One issue filmmakers have when casting actors to play high school students is they look too old to be in high school. HALLOWEEN has that problem. Actresses Curtis, Loomis, and Soles look like college coeds not high school teenagers (although Curtis was actually high school age). But their All-American good looks and camaraderie help make HALLOWEEN all the more scarier when Michael Myers comes stalking them. Jamie Lee Curtis would become the Queen of Horror for a few years appearing in HALLOWEEN II (1981), THE FOG (1980), ROAD GAMES (1981), PROM NIGHT (1980), and TERROR TRAIN (1980) before directors discovered her comedic talents in TRADING PLACES (1983) and A FISH CALLED WANDA (1988).

Nancy Loomis who plays Annie worked with Carpenter in ASSAULT ON PRECINCT 13 (1976) and later THE FOG.  PJ Soles who plays Lynda would become a horror fan favorite from HALLOWEEN and Brian DePalma's CARRIE (1976). Soles also showed her comedy side in ROCK AND ROLL HIGH SCHOOL (1979) and STRIPES (1981).


Another talent who would emerge from HALLOWEEN'S success is cinematographer Dean Cundey. His lighting in Halloween is superb (check out the light filtering on Laurie as she hides in the closet). Cundey would go onto to work on many big budget films such as JURASSIC PARK (1993). HALLOWEEN was also one of the first films to use the Steadicam which makes tracking shots smoother, like the camera is floating (and it cuts down on the number of set ups for a small production like HALLOWEEN). I love the opening credits with Carpenter's creepy Tubular Bells like music and a flickering Jack O'Lantern growing larger. It sets the film's tone right away. And when Laurie and little Tommy (Brian Andrews) look out the window and see Myers standing in front of the house across the street wearing his cheap mask (a modified  William Shatner as Captain Kirk mask it turns out), that visual is as frightening and scary as any gory horror scene could be.

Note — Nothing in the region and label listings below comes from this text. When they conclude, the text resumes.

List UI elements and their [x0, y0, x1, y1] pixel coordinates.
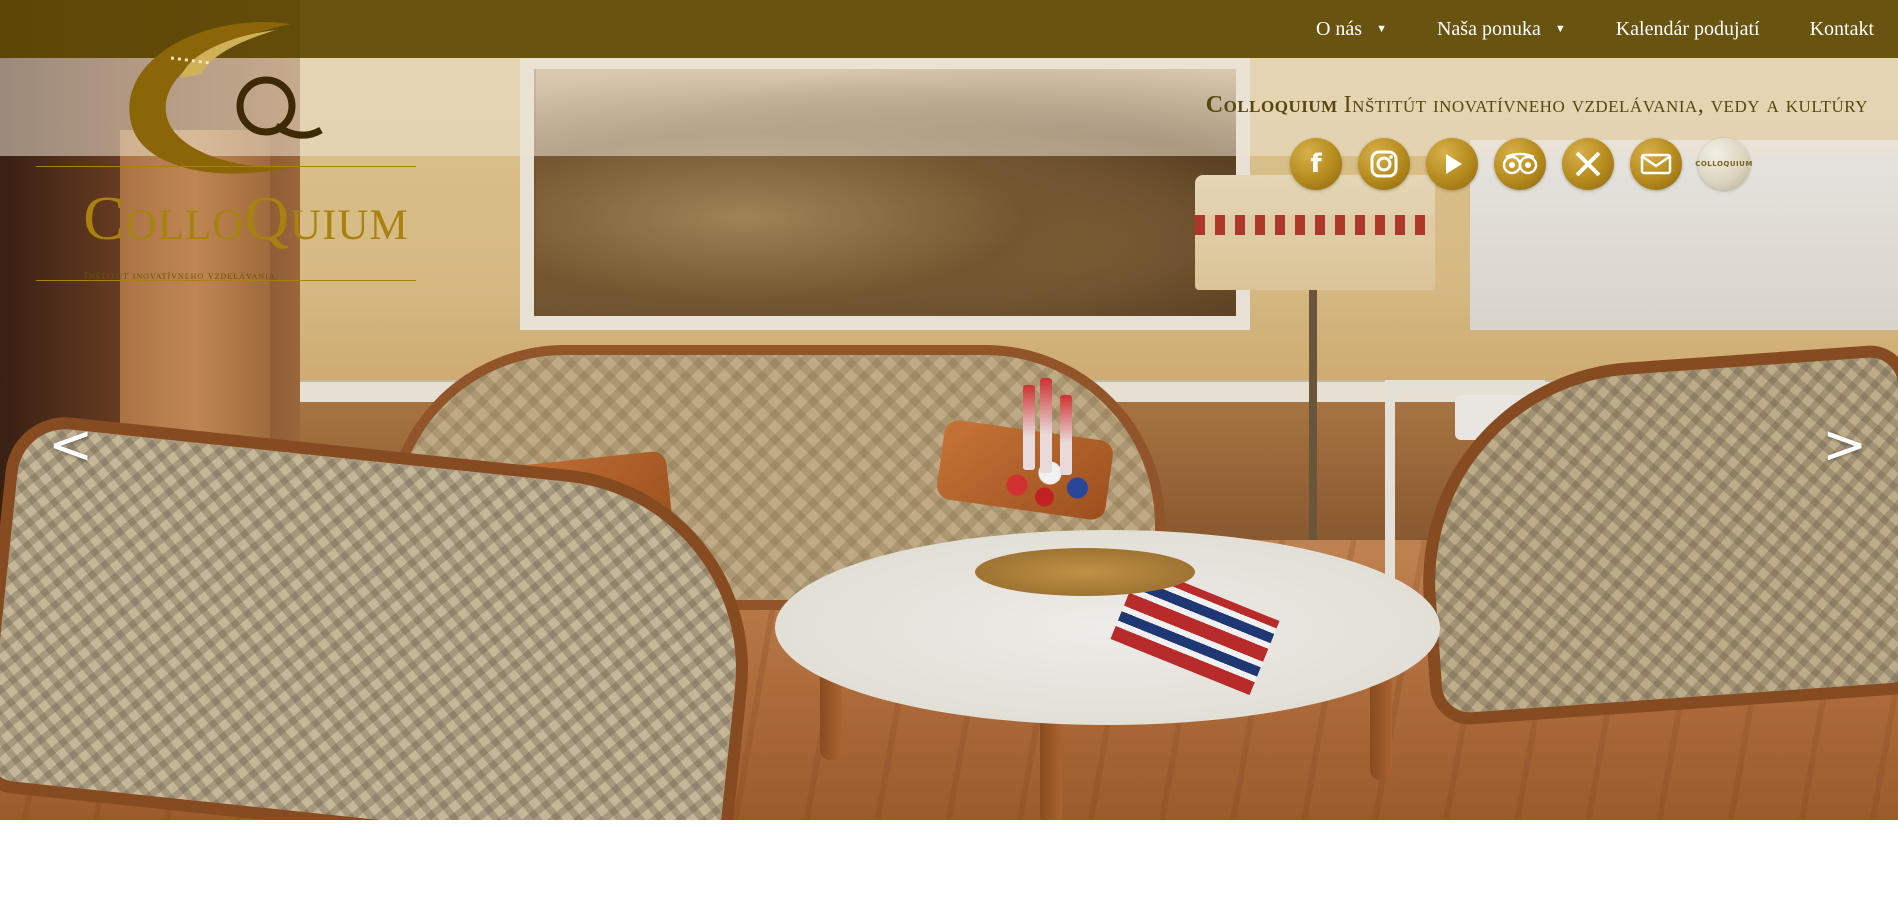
- logo-rule-bottom: [36, 280, 416, 281]
- logo-emblem-icon: [129, 22, 323, 174]
- social-links: f COLLOQUIUM: [1290, 138, 1766, 190]
- nav-label: Kalendár podujatí: [1615, 17, 1760, 40]
- logo-title: ColloQuium: [83, 185, 409, 253]
- tagline-text: Inštitút inovatívneho vzdelávania, vedy …: [1343, 92, 1868, 118]
- facebook-icon[interactable]: f: [1290, 138, 1342, 190]
- mail-icon[interactable]: [1630, 138, 1682, 190]
- play-icon[interactable]: [1426, 138, 1478, 190]
- tagline-brand: Colloquium: [1205, 92, 1338, 118]
- instagram-icon[interactable]: [1358, 138, 1410, 190]
- site-logo[interactable]: ColloQuium Inštitút inovatívneho vzdeláv…: [36, 18, 426, 283]
- nav-item-nasa-ponuka[interactable]: Naša ponuka ▼: [1437, 18, 1566, 41]
- colloquium-badge-icon[interactable]: COLLOQUIUM: [1695, 138, 1752, 190]
- nav-label: Naša ponuka: [1436, 17, 1541, 40]
- caret-down-icon: ▼: [1376, 23, 1387, 35]
- nav-item-kontakt[interactable]: Kontakt: [1810, 18, 1874, 41]
- nav-item-kalendar[interactable]: Kalendár podujatí: [1616, 18, 1760, 41]
- logo-rule-top: [36, 166, 416, 167]
- nav-label: Kontakt: [1809, 17, 1874, 40]
- main-nav: O nás ▼ Naša ponuka ▼ Kalendár podujatí …: [1266, 0, 1874, 58]
- tripadvisor-icon[interactable]: [1494, 138, 1546, 190]
- slider-prev-arrow[interactable]: <: [48, 418, 93, 472]
- site-tagline: Colloquium Inštitút inovatívneho vzdeláva…: [1206, 92, 1868, 119]
- nav-item-o-nas[interactable]: O nás ▼: [1316, 18, 1387, 41]
- slider-next-arrow[interactable]: >: [1822, 418, 1867, 472]
- nav-label: O nás: [1315, 17, 1363, 40]
- caret-down-icon: ▼: [1554, 23, 1566, 35]
- tools-icon[interactable]: [1562, 138, 1614, 190]
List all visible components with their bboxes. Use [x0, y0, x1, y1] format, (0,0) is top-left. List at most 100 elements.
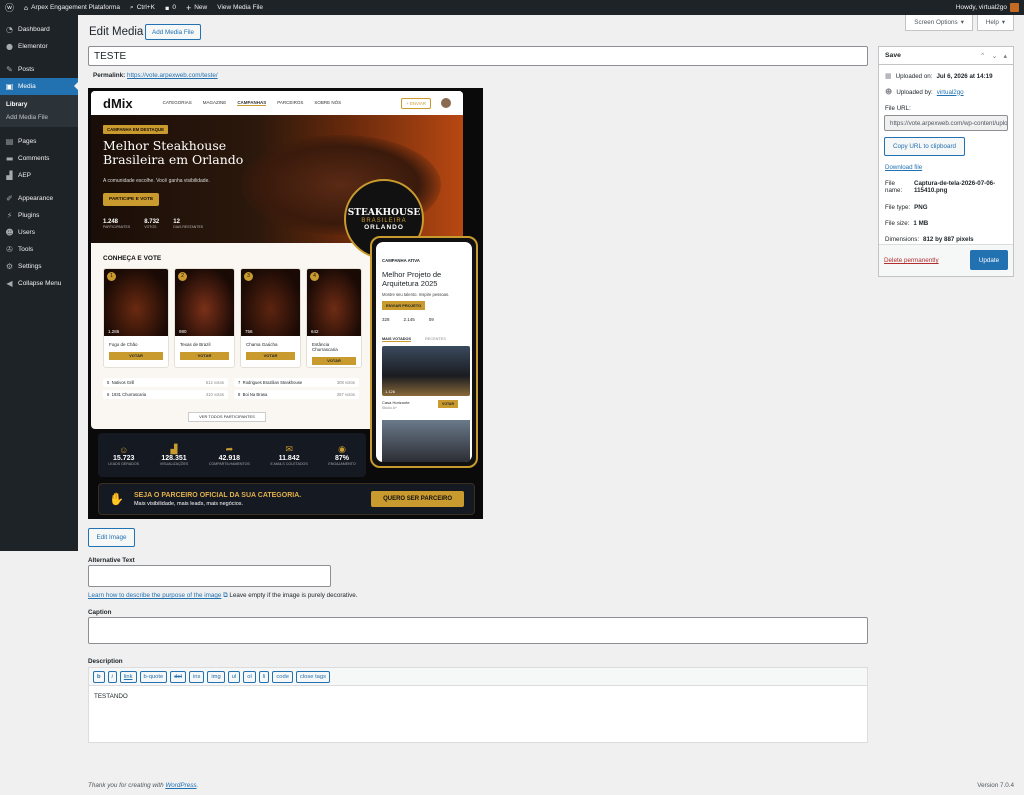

Carpenter's HALLOWEEN would spawn two sequels in the 80's and then a reboot with three or more films in the 2000 era. The only one I've seen and it's a departure from the series and the most bizarre, disturbing film is 1982's HALLOWEEN III: SEASON OF THE WITCH. It's very David Cronenberg like (but directed by Tommy Lee Wallace who was the production designer on HALLOWEEN).  Check it out if you dare.

As much as I rave about HALLOWEEN, the Michael Myers character has never been one of my favorite modern horror characters. He's not nearly as interesting as Freddy Krueger from A NIGHTMARE ON ELM STREET series. He's more like Jason Voorhees from the FRIDAY THE 13TH films, the only difference Jason wears the hockey mask while Myers dons the Halloween mask. But the original HALLOWEEN ushered in the modern horror film that has dominated the cinema ever since.  After you're done handing out candy to the Thor's and Hello Kitty's on Halloween night, lock your door and watch HALLOWEEN to top off your evening. But keep the lights on.